On 20 December 2017, the French competition authority, the Autorité de la Concurrence (ADLC) announced that it had fined Janssen-Cilag and its parent company Johnson & Johnson €25 million for having delayed the entry and subsequent development of generic alternatives to the drug Durogesic. The ADLC focused on two distinct types of behaviour: repeated attempts to persuade the French regulatory body, the Agence française de sécurité sanitaire des produits de santé (AFSSAPS), which were characterised as frivolous and without merit; and a sustained marketing campaign by Janssen-Cilag aimed at undermining the efficacy of the generics before medical practitioners.

Background. Durogesic is a powerful opioid analgesic, marketed in France by Janssen-Cilag, a subsidiary of Johnson & Johnson. It is prescribed in cases of severe pain, including those suffering from cancer and is administered in the form of a skin patch.

Interventions with medical authorities. Following authorisation in Germany of its generic formulation, Ratiopharm sought to obtain mutual recognition across the European Union to enable distribution of its new medicine. The European Commission gave its approval in October 2007, requiring member states to comply within 30 days. However, Janssen-Cilag wrote on several occasions to AFSSAPS, requesting meetings and calling into question both the European Commission’s decision and its legal status in France. Seeking to argue that the generics were not identical to Durogesic, Janssen-Cilag went so far as to question the efficacy and quality of the generic medicine, despite its bioequivalence having already been established. Janssen-Cilag also raised potential public health concerns, questioning the impact that substitutions could cause to some patients. This campaign was successful in delaying entry as AFSSAPS initially refused to recognise the generic drug, with authorisation following only one year later in 2008.

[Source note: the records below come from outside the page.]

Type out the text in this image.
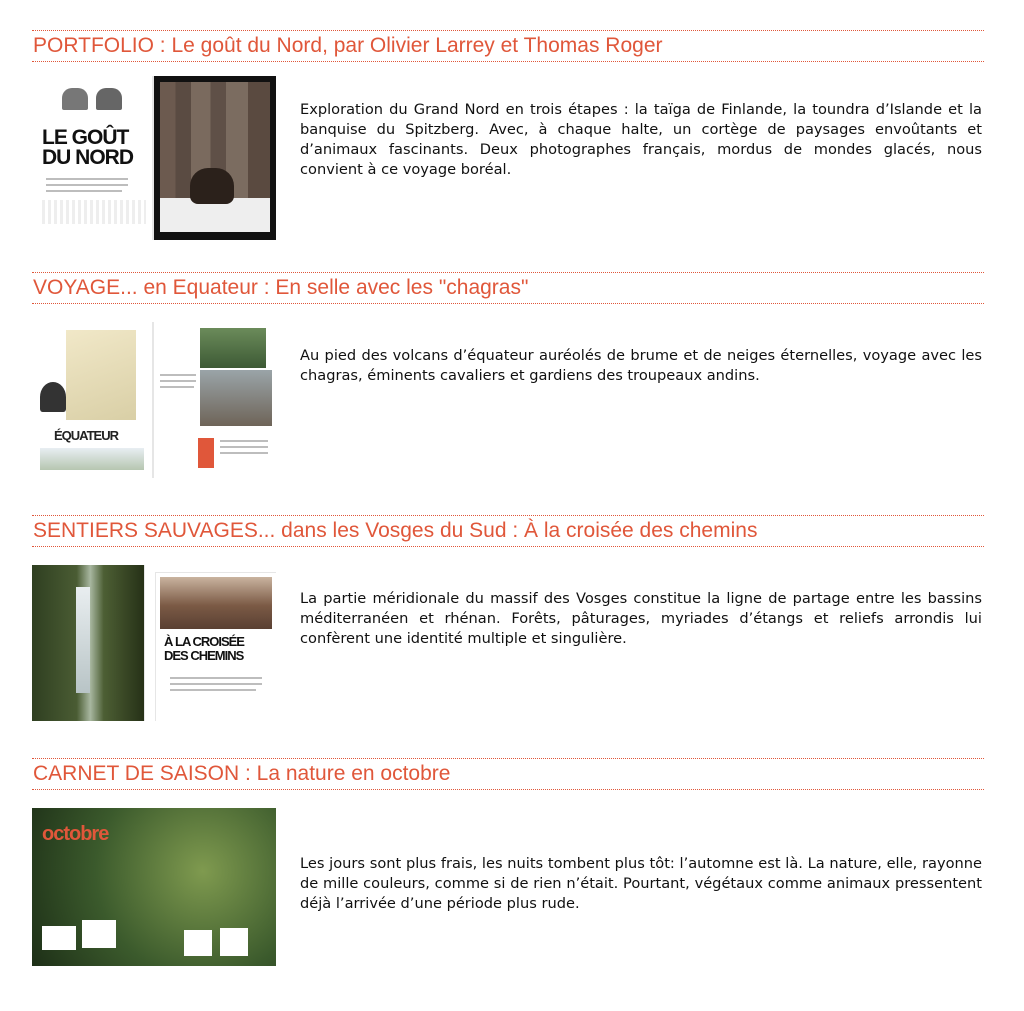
PORTFOLIO : Le goût du Nord, par Olivier Larrey et Thomas Roger
LE GOÛT DU NORD

Exploration du Grand Nord en trois étapes : la taïga de Finlande, la toundra d’Islande et la banquise du Spitzberg. Avec, à chaque halte, un cortège de paysages envoûtants et d’animaux fascinants. Deux photographes français, mordus de mondes glacés, nous convient à ce voyage boréal.

VOYAGE... en Equateur : En selle avec les "chagras"
ÉQUATEUR

Au pied des volcans d’équateur auréolés de brume et de neiges éternelles, voyage avec les chagras, éminents cavaliers et gardiens des troupeaux andins.

SENTIERS SAUVAGES... dans les Vosges du Sud : À la croisée des chemins
À LA CROISÉE DES CHEMINS

La partie méridionale du massif des Vosges constitue la ligne de partage entre les bassins méditerranéen et rhénan. Forêts, pâturages, myriades d’étangs et reliefs arrondis lui confèrent une identité multiple et singulière.

CARNET DE SAISON : La nature en octobre
octobre

Les jours sont plus frais, les nuits tombent plus tôt: l’automne est là. La nature, elle, rayonne de mille couleurs, comme si de rien n’était. Pourtant, végétaux comme animaux pressentent déjà l’arrivée d’une période plus rude.
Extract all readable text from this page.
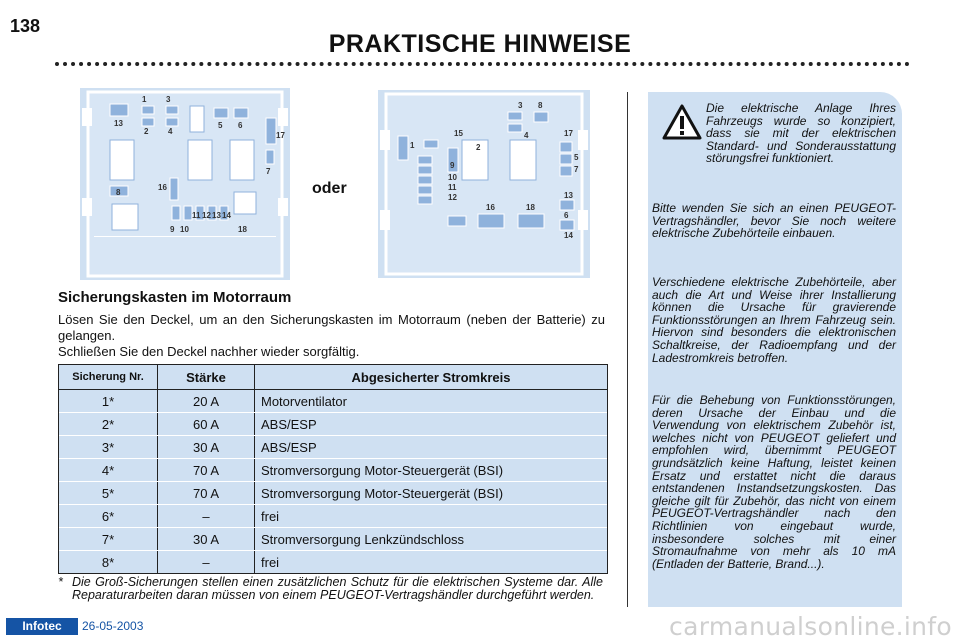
138
PRAKTISCHE HINWEISE
1 3
13
2 4
5 6
17
7
8
16
9 10
11 12 13 14
18
oder
3 8
1
15
2
4	17
9
5
10
7
11
12	13
6
16	18
14
Sicherungskasten im Motorraum

Lösen Sie den Deckel, um an den Sicherungskasten im Motorraum (neben der Batterie) zu gelangen.

Schließen Sie den Deckel nachher wieder sorgfältig.

Sicherung Nr.	Stärke	Abgesicherter Stromkreis
1*	20 A	Motorventilator
2*	60 A	ABS/ESP
3*	30 A	ABS/ESP
4*	70 A	Stromversorgung Motor-Steuergerät (BSI)
5*	70 A	Stromversorgung Motor-Steuergerät (BSI)
6*	–	frei
7*	30 A	Stromversorgung Lenkzündschloss
8*	–	frei
* Die Groß-Sicherungen stellen einen zusätzlichen Schutz für die elektrischen Systeme dar. Alle Reparaturarbeiten daran müssen von einem PEUGEOT-Vertragshändler durchgeführt werden.

Die elektrische Anlage Ihres Fahrzeugs wurde so konzipiert, dass sie mit der elektrischen Standard- und Sonderausstattung störungsfrei funktioniert.

Bitte wenden Sie sich an einen PEUGEOT-Vertragshändler, bevor Sie noch weitere elektrische Zubehörteile einbauen.

Verschiedene elektrische Zubehörteile, aber auch die Art und Weise ihrer Installierung können die Ursache für gravierende Funktionsstörungen an Ihrem Fahrzeug sein. Hiervon sind besonders die elektronischen Schaltkreise, der Radioempfang und der Ladestromkreis betroffen.

Für die Behebung von Funktionsstörungen, deren Ursache der Einbau und die Verwendung von elektrischem Zubehör ist, welches nicht von PEUGEOT geliefert und empfohlen wird, übernimmt PEUGEOT grundsätzlich keine Haftung, leistet keinen Ersatz und erstattet nicht die daraus entstandenen Instandsetzungskosten. Das gleiche gilt für Zubehör, das nicht von einem PEUGEOT-Vertragshändler nach den Richtlinien von eingebaut wurde, insbesondere solches mit einer Stromaufnahme von mehr als 10 mA (Entladen der Batterie, Brand...).

Infotec	26-05-2003	carmanualsonline.info
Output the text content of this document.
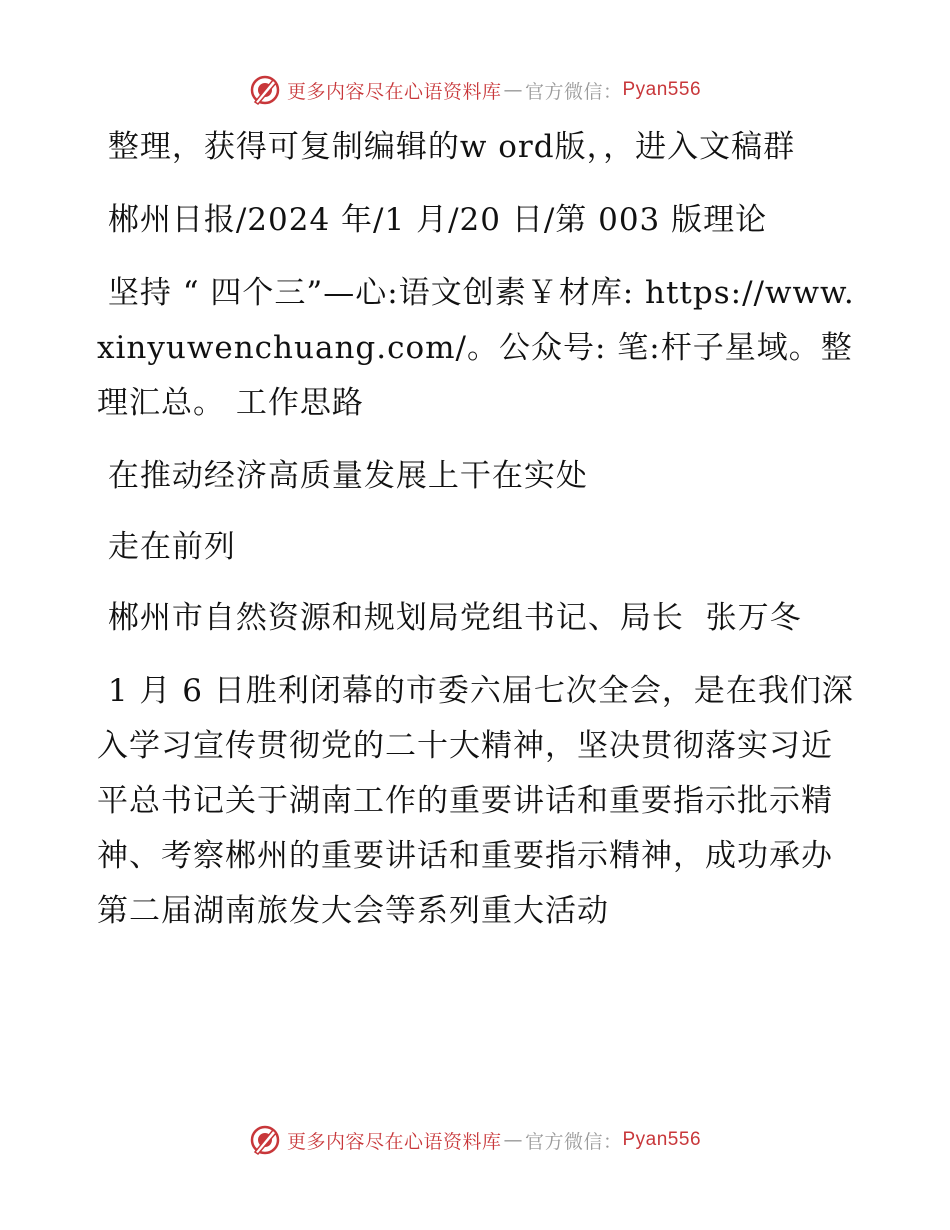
更多内容尽在心语资料库 — 官方微信： Pyan556

整理，获得可复制编辑的w ord版，，进入文稿群

郴州日报/2024 年/1 月/20 日/第 003 版理论

坚持 “ 四个三”—心:语文创素￥材库: https://www.xinyuwenchuang.com/。公众号: 笔:杆子星域。整理汇总。 工作思路

在推动经济高质量发展上干在实处

走在前列

郴州市自然资源和规划局党组书记、局长  张万冬

1 月 6 日胜利闭幕的市委六届七次全会，是在我们深入学习宣传贯彻党的二十大精神，坚决贯彻落实习近平总书记关于湖南工作的重要讲话和重要指示批示精神、考察郴州的重要讲话和重要指示精神，成功承办第二届湖南旅发大会等系列重大活动

更多内容尽在心语资料库 — 官方微信： Pyan556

Targeted marketing campaign. Following authorisation, Janssen-Cilag engaged in a marketing exercise which the ADLC found was aimed at casting aspersions on the efficacy and quality of the generic versions with doctors and pharmacists. Its sales representatives were told to emphasise that generic alternatives did not have the same composition, nor quantity of active ingredient fentanyl as its Durogesic patch. This involved Janssen-Cilag training a specialist team of 300 sales representatives known as “commandos” and sending out numerous newsletters direct to medical practitioners, supported by statements in the trade press. In particular, Janssen-Cilag distorted the warning messages that had been issued by AFSSAPS, providing an incomplete and essentially alarmist message. The campaign also resulted in screensavers installed on doctors’ computers giving a special warning, complete with warning triangles. The campaign was so successful that a very low flat-rate reimbursement price was imposed by the French public authorities, fixing the price of the generic and the originator at the same low level.

Impact. The ADLC considered these practices to be very serious, delaying the entry of the generic in France by several months, whereas the ‘smear’ campaign was successful in ensuring a low penetration rate of the generic alternatives even after their launch. The ADLC report that 12,800 pharmacies, accounting for just over half of all French pharmacies, were subject to direct discussions. Janssen-Cilag itself conducted a survey to evaluate the effects of its campaign which concluded that 83% of pharmacists had memorised the risks associated with switching between fentanyl products. In addition, 12,000 French doctors have the screensaver installed on their computers.

Comment. This is not the first time that the ADLC has fined pharmaceutical companies for defamatory practices, with both Sanofi-Aventis and Schering-Plough being fined in 2013 for similar activities (see here). The question of misleading statements about product safety has also recently been addressed at EU level in the context of anti-competitive agreements, with Advocate General Saugmandsgaard concluding that an agreement to present scientific information in a misleading or unbalanced fashion is likely to restrict competition by object (more details here – and watch this space for the CJEU ruling due in a couple of weeks).

Nor is it the first time that Janssen has got into hot water over the marketing of Fentanyl – the marketing of this drug in the Netherlands was central to the European Commission’s 2013 decision in which fines totalling €10.7M were issued (the parties did not appeal this finding).

However, whilst there can be little surprise in the ADLC seeking to sanction the behaviour of Janssen-Cilag in the post-launch phase (particularly given the misleading nature of the communications to medical practitioners), its success in delaying entry onto the market in the first place seems to be as much the fault of AFSSAPS as a consequence of Janssen-Cilag’s regulatory interventions. The case appears very different from the conduct sanctioned in AstraZeneca, where patent authorities had no reason to doubt the factual information provided. Although the ADLC refers in this case to ‘legally unjustified’ arguments being presented, it also makes clear that the European Commission’s approval was binding on the French authority, something which should have been clear to AFSSAPS.